Old Town is no longer Old Town. The same thing has happened to it that has happened to others (it was happening in Alexandria when I left that area in 1998). It was on its way up and kept going until it was too far up. These areas become popular and begin making more money, and property values go up. Mom and Pop can no longer afford the taxes, and bigger money moves in. Pretty soon when you go there you find that you're in a nice - but cookie cutter nice - area, with Pier 1 Imports, McDonald's, etc., and all the atmosphere and character have leaked away, much like the air in a five cent balloon.

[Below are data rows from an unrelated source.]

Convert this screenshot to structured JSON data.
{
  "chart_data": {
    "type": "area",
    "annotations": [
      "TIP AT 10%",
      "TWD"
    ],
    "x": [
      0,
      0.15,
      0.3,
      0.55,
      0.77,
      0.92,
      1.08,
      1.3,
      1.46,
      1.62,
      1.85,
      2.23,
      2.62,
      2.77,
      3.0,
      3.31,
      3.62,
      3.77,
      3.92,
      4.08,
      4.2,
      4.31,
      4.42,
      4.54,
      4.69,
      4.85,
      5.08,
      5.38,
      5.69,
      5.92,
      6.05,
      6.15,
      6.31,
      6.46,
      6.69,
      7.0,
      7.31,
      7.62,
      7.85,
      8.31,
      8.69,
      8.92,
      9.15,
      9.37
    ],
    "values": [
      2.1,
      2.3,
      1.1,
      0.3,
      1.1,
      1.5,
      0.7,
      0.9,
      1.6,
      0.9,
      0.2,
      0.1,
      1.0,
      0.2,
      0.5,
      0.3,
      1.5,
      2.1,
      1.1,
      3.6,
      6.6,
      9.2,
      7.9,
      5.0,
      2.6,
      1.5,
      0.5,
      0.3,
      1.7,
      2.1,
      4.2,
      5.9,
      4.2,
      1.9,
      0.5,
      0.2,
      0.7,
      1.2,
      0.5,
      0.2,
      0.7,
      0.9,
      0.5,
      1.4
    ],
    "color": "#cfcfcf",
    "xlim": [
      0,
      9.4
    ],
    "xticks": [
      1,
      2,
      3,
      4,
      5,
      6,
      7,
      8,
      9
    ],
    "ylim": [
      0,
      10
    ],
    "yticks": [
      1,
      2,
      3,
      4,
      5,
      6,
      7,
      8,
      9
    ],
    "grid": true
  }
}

When last I was there, Ripley's and Davis were gone for reasons unknown. The Earl of Old Town had become a dry cleaning establishment. Cook County paraphernalia laws had done the head shops in, although the Bizarre Bazaar hung on for a while selling tee shirts and other junk. The last time I saw it, it was a hole in the ground awaiting the condominiums that were to be built on the site.
The Mexican restaurant was still there, as was O'Brien's. I think That Steak Joynt might have closed, although the lettering was still there. Treasure Island was still open, and might outlast us all.

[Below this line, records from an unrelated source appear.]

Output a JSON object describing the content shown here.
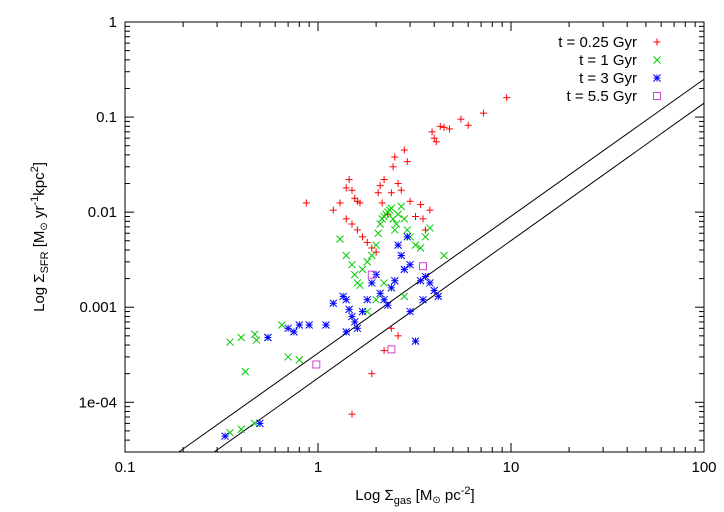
{
  "chart_data": {
    "type": "scatter",
    "title": "",
    "xlabel": {
      "prefix": "Log Σ",
      "sub": "gas",
      "main": " [M",
      "sun": "⊙",
      "rest": "  pc",
      "sup": "-2",
      "end": "]"
    },
    "ylabel": {
      "prefix": "Log Σ",
      "sub": "SFR",
      "main": " [M",
      "sun": "⊙",
      "rest": "  yr",
      "sup1": "-1",
      "mid": "kpc",
      "sup2": "2",
      "end": "]"
    },
    "xscale": "log",
    "yscale": "log",
    "xlim": [
      0.1,
      100
    ],
    "ylim": [
      3e-05,
      1
    ],
    "xticks": [
      {
        "v": 0.1,
        "label": "0.1"
      },
      {
        "v": 1,
        "label": "1"
      },
      {
        "v": 10,
        "label": "10"
      },
      {
        "v": 100,
        "label": "100"
      }
    ],
    "yticks": [
      {
        "v": 0.0001,
        "label": "1e-04"
      },
      {
        "v": 0.001,
        "label": "0.001"
      },
      {
        "v": 0.01,
        "label": "0.01"
      },
      {
        "v": 0.1,
        "label": "0.1"
      },
      {
        "v": 1,
        "label": "1"
      }
    ],
    "legend_position": "top-right",
    "reference_lines": [
      {
        "name": "upper-relation",
        "from": [
          0.19,
          3e-05
        ],
        "to": [
          100,
          0.25
        ]
      },
      {
        "name": "lower-relation",
        "from": [
          0.29,
          3e-05
        ],
        "to": [
          100,
          0.14
        ]
      }
    ],
    "series": [
      {
        "name": "t = 0.25 Gyr",
        "marker": "plus",
        "color": "#ff0000",
        "legend": {
          "a": "t = 0.25 Gyr"
        },
        "points": [
          [
            0.87,
            0.0125
          ],
          [
            1.2,
            0.0105
          ],
          [
            1.3,
            0.0125
          ],
          [
            1.4,
            0.018
          ],
          [
            1.45,
            0.022
          ],
          [
            1.5,
            0.017
          ],
          [
            1.55,
            0.014
          ],
          [
            1.6,
            0.013
          ],
          [
            1.65,
            0.0125
          ],
          [
            1.4,
            0.0085
          ],
          [
            1.5,
            0.0075
          ],
          [
            1.6,
            0.0065
          ],
          [
            1.7,
            0.0055
          ],
          [
            1.8,
            0.0048
          ],
          [
            1.9,
            0.0042
          ],
          [
            2.0,
            0.0038
          ],
          [
            2.05,
            0.016
          ],
          [
            2.1,
            0.019
          ],
          [
            2.2,
            0.022
          ],
          [
            2.15,
            0.0125
          ],
          [
            2.3,
            0.0095
          ],
          [
            2.4,
            0.016
          ],
          [
            2.45,
            0.03
          ],
          [
            2.5,
            0.038
          ],
          [
            2.6,
            0.02
          ],
          [
            2.7,
            0.017
          ],
          [
            2.8,
            0.045
          ],
          [
            2.9,
            0.034
          ],
          [
            3.0,
            0.013
          ],
          [
            3.2,
            0.009
          ],
          [
            3.4,
            0.012
          ],
          [
            3.5,
            0.0085
          ],
          [
            3.6,
            0.0065
          ],
          [
            3.8,
            0.0105
          ],
          [
            3.9,
            0.07
          ],
          [
            4.0,
            0.06
          ],
          [
            4.1,
            0.055
          ],
          [
            4.3,
            0.08
          ],
          [
            4.5,
            0.078
          ],
          [
            4.8,
            0.075
          ],
          [
            5.5,
            0.095
          ],
          [
            6.0,
            0.082
          ],
          [
            7.2,
            0.11
          ],
          [
            9.5,
            0.16
          ],
          [
            2.4,
            0.0006
          ],
          [
            2.6,
            0.0005
          ],
          [
            1.9,
            0.0002
          ],
          [
            1.5,
            7.5e-05
          ],
          [
            2.2,
            0.00035
          ]
        ]
      },
      {
        "name": "t = 1 Gyr",
        "marker": "cross",
        "color": "#00cc00",
        "legend": {
          "a": "t =   1 Gyr"
        },
        "points": [
          [
            0.35,
            0.00043
          ],
          [
            0.4,
            0.00048
          ],
          [
            0.47,
            0.00052
          ],
          [
            0.48,
            0.00045
          ],
          [
            0.55,
            0.00048
          ],
          [
            0.65,
            0.00065
          ],
          [
            0.7,
            0.0003
          ],
          [
            0.8,
            0.00028
          ],
          [
            0.42,
            0.00021
          ],
          [
            0.35,
            4.8e-05
          ],
          [
            0.4,
            5.2e-05
          ],
          [
            0.47,
            6e-05
          ],
          [
            1.3,
            0.0052
          ],
          [
            1.4,
            0.0035
          ],
          [
            1.5,
            0.0028
          ],
          [
            1.55,
            0.0022
          ],
          [
            1.6,
            0.0018
          ],
          [
            1.65,
            0.0017
          ],
          [
            1.7,
            0.0025
          ],
          [
            1.8,
            0.003
          ],
          [
            1.9,
            0.0035
          ],
          [
            2.0,
            0.0045
          ],
          [
            2.05,
            0.006
          ],
          [
            2.1,
            0.0075
          ],
          [
            2.15,
            0.0085
          ],
          [
            2.2,
            0.009
          ],
          [
            2.25,
            0.0095
          ],
          [
            2.3,
            0.01
          ],
          [
            2.35,
            0.0105
          ],
          [
            2.4,
            0.011
          ],
          [
            2.45,
            0.0085
          ],
          [
            2.5,
            0.0065
          ],
          [
            2.55,
            0.0075
          ],
          [
            2.6,
            0.0095
          ],
          [
            2.7,
            0.0115
          ],
          [
            2.8,
            0.0085
          ],
          [
            2.9,
            0.0065
          ],
          [
            3.0,
            0.0055
          ],
          [
            3.2,
            0.0045
          ],
          [
            3.4,
            0.0042
          ],
          [
            3.6,
            0.0055
          ],
          [
            3.8,
            0.0068
          ],
          [
            4.5,
            0.0035
          ],
          [
            2.2,
            0.0018
          ],
          [
            2.4,
            0.0016
          ],
          [
            2.8,
            0.0013
          ],
          [
            2.0,
            0.0012
          ],
          [
            1.8,
            0.0009
          ]
        ]
      },
      {
        "name": "t = 3 Gyr",
        "marker": "star",
        "color": "#0000ff",
        "legend": {
          "a": "t =   3 Gyr"
        },
        "points": [
          [
            0.33,
            4.4e-05
          ],
          [
            0.5,
            6e-05
          ],
          [
            0.55,
            0.00048
          ],
          [
            0.7,
            0.0006
          ],
          [
            0.75,
            0.00055
          ],
          [
            0.8,
            0.00065
          ],
          [
            0.9,
            0.00065
          ],
          [
            1.1,
            0.00065
          ],
          [
            1.2,
            0.0011
          ],
          [
            1.35,
            0.0013
          ],
          [
            1.4,
            0.0012
          ],
          [
            1.45,
            0.00095
          ],
          [
            1.5,
            0.0008
          ],
          [
            1.4,
            0.00055
          ],
          [
            1.55,
            0.0007
          ],
          [
            1.6,
            0.0006
          ],
          [
            1.7,
            0.0009
          ],
          [
            1.8,
            0.0012
          ],
          [
            1.9,
            0.0018
          ],
          [
            2.0,
            0.0022
          ],
          [
            2.1,
            0.0014
          ],
          [
            2.2,
            0.0012
          ],
          [
            2.3,
            0.00105
          ],
          [
            2.4,
            0.0016
          ],
          [
            2.5,
            0.0019
          ],
          [
            2.6,
            0.0045
          ],
          [
            2.7,
            0.0035
          ],
          [
            2.8,
            0.0025
          ],
          [
            2.9,
            0.0055
          ],
          [
            3.0,
            0.0028
          ],
          [
            3.2,
            0.00044
          ],
          [
            3.4,
            0.0019
          ],
          [
            3.6,
            0.0021
          ],
          [
            3.8,
            0.0018
          ],
          [
            4.0,
            0.0015
          ],
          [
            4.2,
            0.0013
          ],
          [
            3.5,
            0.0012
          ],
          [
            3.0,
            0.0009
          ]
        ]
      },
      {
        "name": "t = 5.5 Gyr",
        "marker": "square",
        "color": "#cc44cc",
        "legend": {
          "a": "t =  5.5 Gyr"
        },
        "points": [
          [
            0.98,
            0.00025
          ],
          [
            1.9,
            0.0022
          ],
          [
            2.4,
            0.00036
          ],
          [
            3.5,
            0.0027
          ]
        ]
      }
    ]
  }
}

I lament the passing of places like this, places with genuine atmosphere, but I have no solution that would enable them to survive prosperity.
During the writing of this post, one incident from living in that apartment has popped into my head, so I'll close by relating it.

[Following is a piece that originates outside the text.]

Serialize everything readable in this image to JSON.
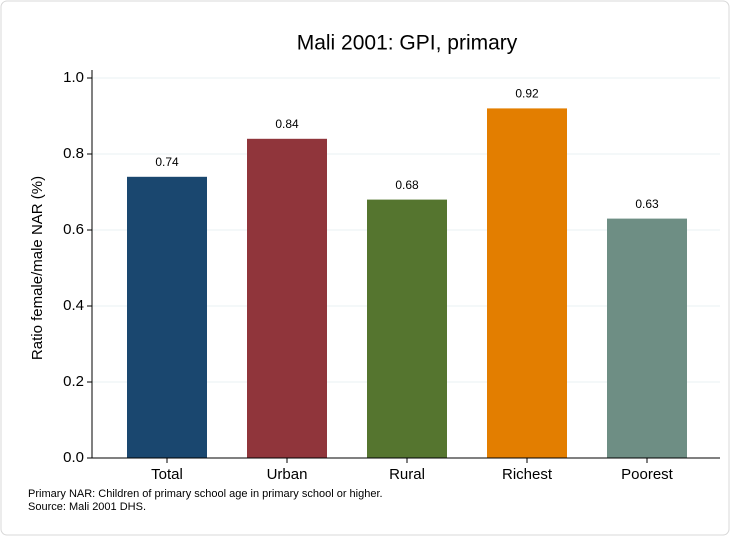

(Recognize it? That's a segue. What follows is connected to what precedes by only only the most tenuous of threads.)
One night I had an informal party of perhaps twenty people. Not far from where I lived was a place called Chester's, which not only made the best greasy food around, but delivered it as well. I ordered a ton of chicken, fries, onion rings, etc., picked up some beer, made sure the bar was stocked, and awaited my friends. There was a pass-through from the kitchen to the living room, and when the food arrived I spread it out there, along with paper plates, napkins, cups, and whatever.
Unbeknownst to me, this was the night that the "Who Shot J.R." episode of Dallas was to air, and about fifteen minutes before show time, the people began to divide into two groups - those who would remain in the living room and watch Dallas and those who would scoot down the hall to the bar area. I was with the latter group, so with five minutes to go I made sure the door was unlocked for any late arrivals and abandoned the Dallas fanatics.
Dallas began and but for its own sounds you could hear a pin drop. We closed our door almost all the way and spoke softly, but even so were occasionally subjected to a chorus of "Shhhhhh!" from fifteen feet away.
Once an especially loud "Shhhhhh!" was heard and it was unrelated to us. A moment later, a newcomer - Jeanne - joined our company, food in hand, closed the door, and with an injured look whispered "I took my fries too loud."